The city of Columbus did not discriminate against Joe Johnson when it passed over the black officer to name a white police chief, a federal appeals court has ruled.

The decision Friday by the 5th U.S. Circuit Court of Appeals in New Orleans upheld a verdict reached in 2007 by a federal jury in Oxford.

Johnson, who is black and was interim police chief at the time, had alleged the decision to hire J.D. Sanders in 2003 was racially motivated.

According to the court record, former Mayor Jeffrey Rupp broke a tie vote to hire Sanders after the city council voted 3-3, along racial lines in 2003.

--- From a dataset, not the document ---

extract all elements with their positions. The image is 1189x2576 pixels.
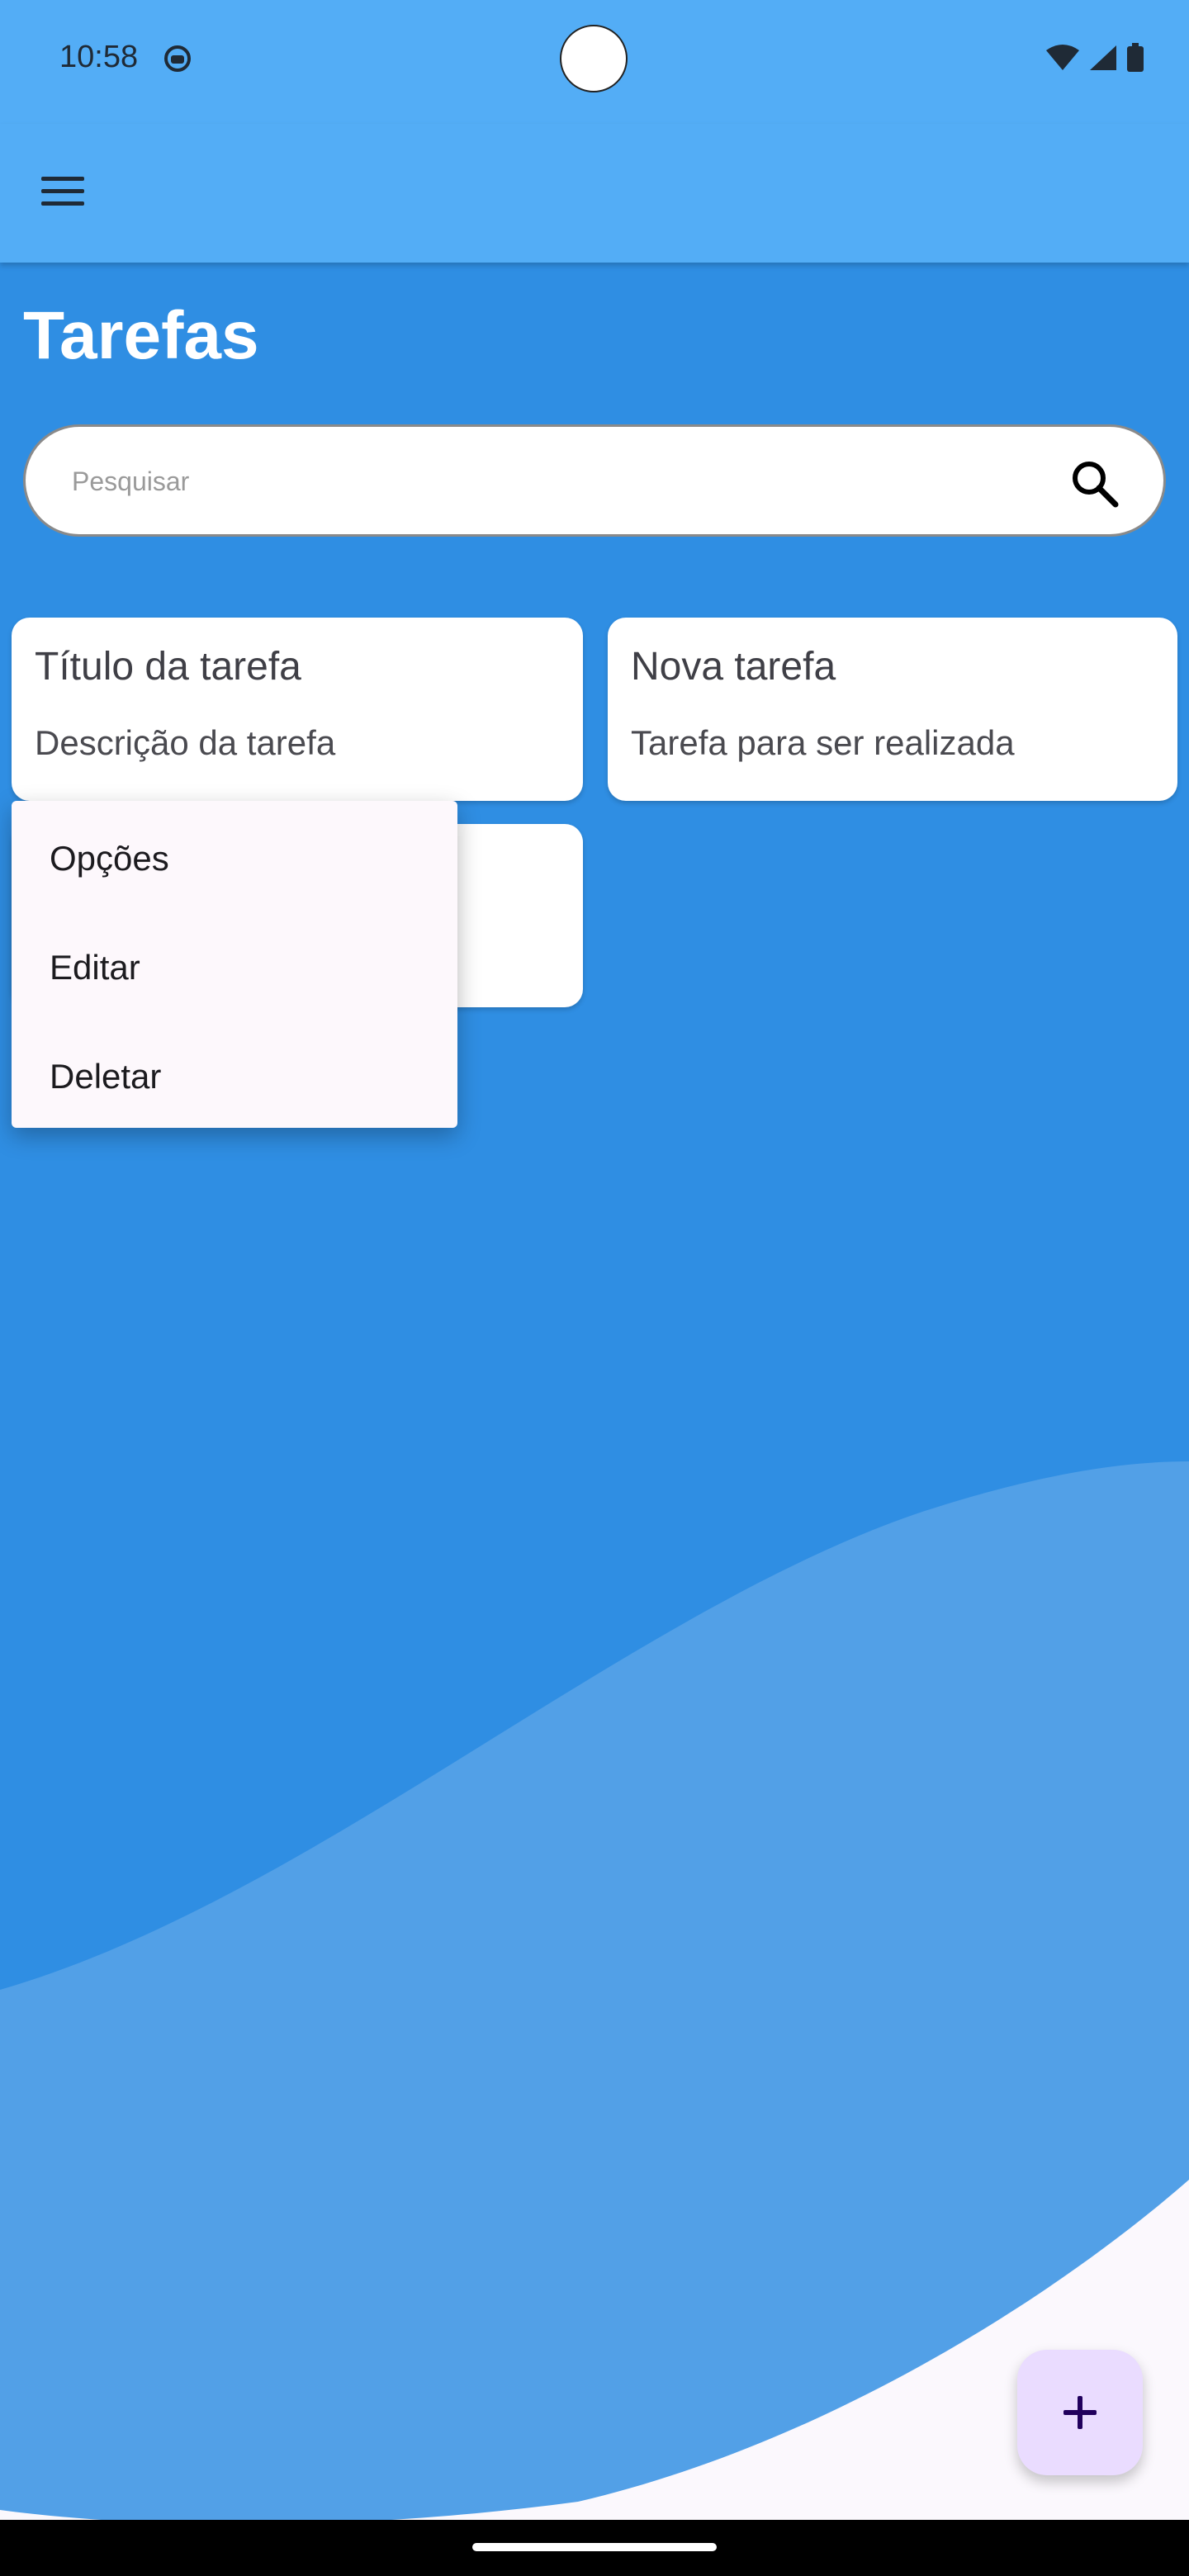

Rupp testified in U.S. District Court that his decision to hire Sanders was based on an Operation Support Services study, which noted the Columbus Police Department was in disarray and no one inside the department could fix the problems.

Johnson joined the Columbus Police Department in 1974 as a patrolman and subsequently advanced through the ranks to the position of assistant chief. He served as interim chief from August 2003 to November 2003 and again served as the interim chief from October 2006 after the departure of Sanders until July 2007 when a new chief was named.

In his appeal to the 5th Circuit, Johnson challenged the trial judges decision to exclude testimony about Sanders’ performance as police chief.

The 5th Circuit said it agreed with the trial judge that Sanders’ performance after the council’s decision had already been made was not relevant to Johnson’s lawsuit.

The 5th Circuit also rejected Johnson’s challenges to instructions given to the jury before it began deliberations.

Friday’s ruling was issued by a panel of three 5th Circuit judges — Jacques L. Wiener Jr., Emilio M. Graza and Fortunato P. Benavides.